One producer that has really impressed me spans both Priorat and neighbouring Montsant. The team of Dominic Huber and Tatjana Peceric make Terroir al Límit in Priorat, and Terroir Sense Fronteres in Montsant. Both are brilliant wineries and the journey they have been on is an interesting one, ever since Dominic joined forces with Eben Sadie of South African fame to start Terroir al Limit. Aiming for elegance from the off, this journey has taken them to get rid of their expensive Stockinger foudres and replace everything with concrete. There is no wood in either winery, and with early picking and low extraction, the result is stunning wines of real tension and focus.
I have to also mention the Sherry revolution. The expansion of the region in the 1970s, when Sherry was commercially very important, led to a focus on the production process and the factory-like bodegas in Jerez. The narrative emerged that Palomino was a neutral variety, and with new high-producing clones, the base wines were relatively low in alcohol. But in recent years some winegrowers in the region have made a case for going back in time, to when the vineyards were an important part of the Sherry story.
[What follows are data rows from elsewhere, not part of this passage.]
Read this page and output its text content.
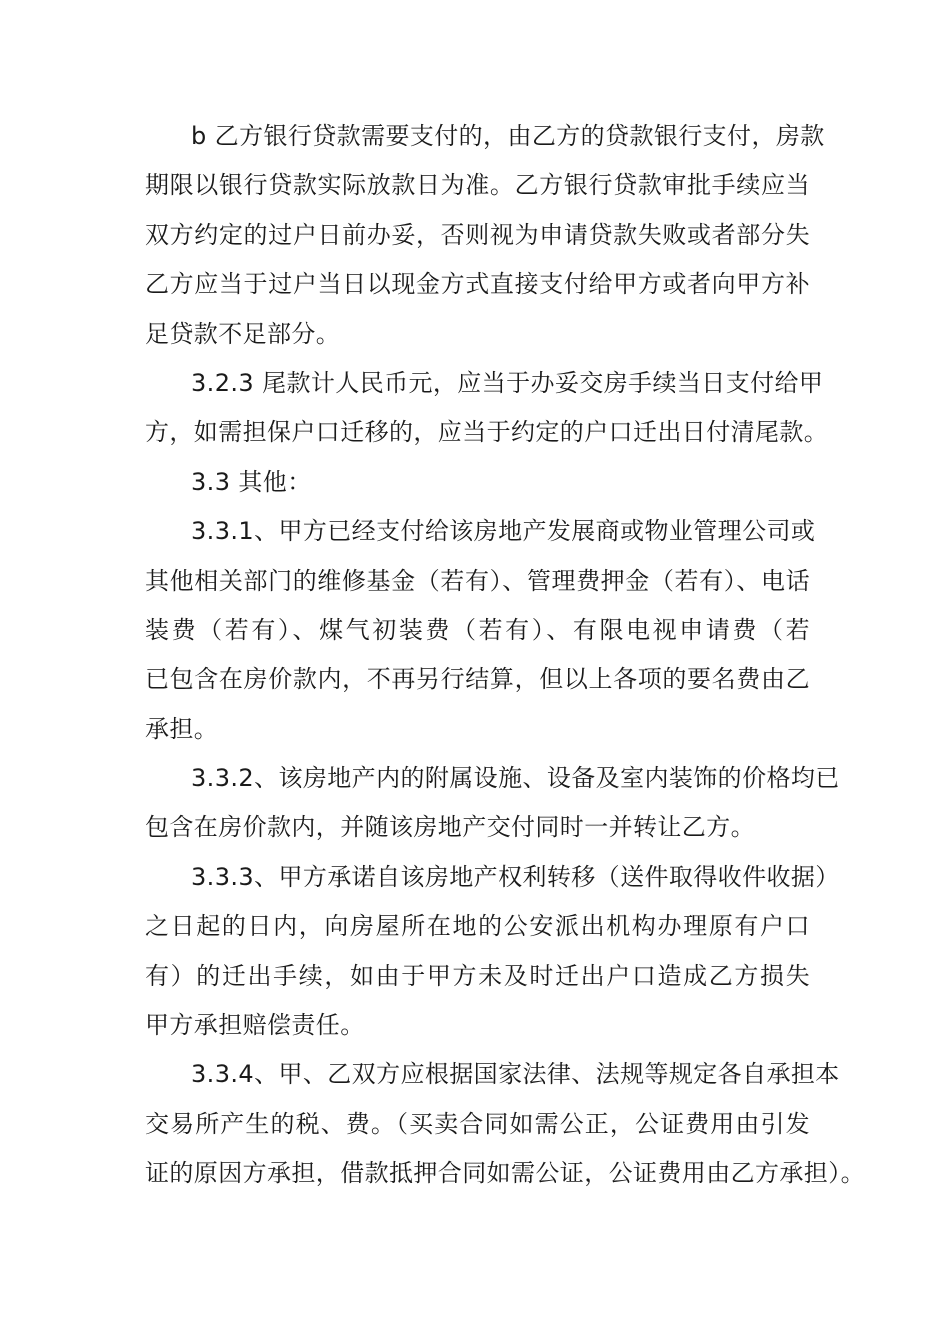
b 乙方银行贷款需要支付的，由乙方的贷款银行支付，房款
期限以银行贷款实际放款日为准。乙方银行贷款审批手续应当
双方约定的过户日前办妥，否则视为申请贷款失败或者部分失
乙方应当于过户当日以现金方式直接支付给甲方或者向甲方补
足贷款不足部分。
3.2.3 尾款计人民币元，应当于办妥交房手续当日支付给甲
方，如需担保户口迁移的，应当于约定的户口迁出日付清尾款。
3.3 其他：
3.3.1、甲方已经支付给该房地产发展商或物业管理公司或
其他相关部门的维修基金（若有）、管理费押金（若有）、电话
装费（若有）、煤气初装费（若有）、有限电视申请费（若
已包含在房价款内，不再另行结算，但以上各项的要名费由乙
承担。
3.3.2、该房地产内的附属设施、设备及室内装饰的价格均已
包含在房价款内，并随该房地产交付同时一并转让乙方。
3.3.3、甲方承诺自该房地产权利转移（送件取得收件收据）
之日起的日内，向房屋所在地的公安派出机构办理原有户口
有）的迁出手续，如由于甲方未及时迁出户口造成乙方损失
甲方承担赔偿责任。
3.3.4、甲、乙双方应根据国家法律、法规等规定各自承担本
交易所产生的税、费。（买卖合同如需公正，公证费用由引发
证的原因方承担，借款抵押合同如需公证，公证费用由乙方承担）。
The importance of the pago, the different types of albarizo, and even making biologically aged Sherries without fortification are part of this new story. Some very exciting wines are emerging from the likes of Willy Perez, Ramiro Ibáñez (Cota 45) and Muchada-Léclapart. Sherry country is very much getting its mojo back.
And Cava, and its offspring Corpinnat, shows signs of escaping the low price rut. I’ve been drinking some very interesting examples of both this year, from the likes of Gramona, Recaredo, Juve y Camps, Parés Baltà and Agustí Torelló.
This isn’t a comprehensive list of all that I’ve found interesting in the Spanish wine scene over the last year, but it’s a snapshot of what is a really dynamic wine country, once you scratch below the surface.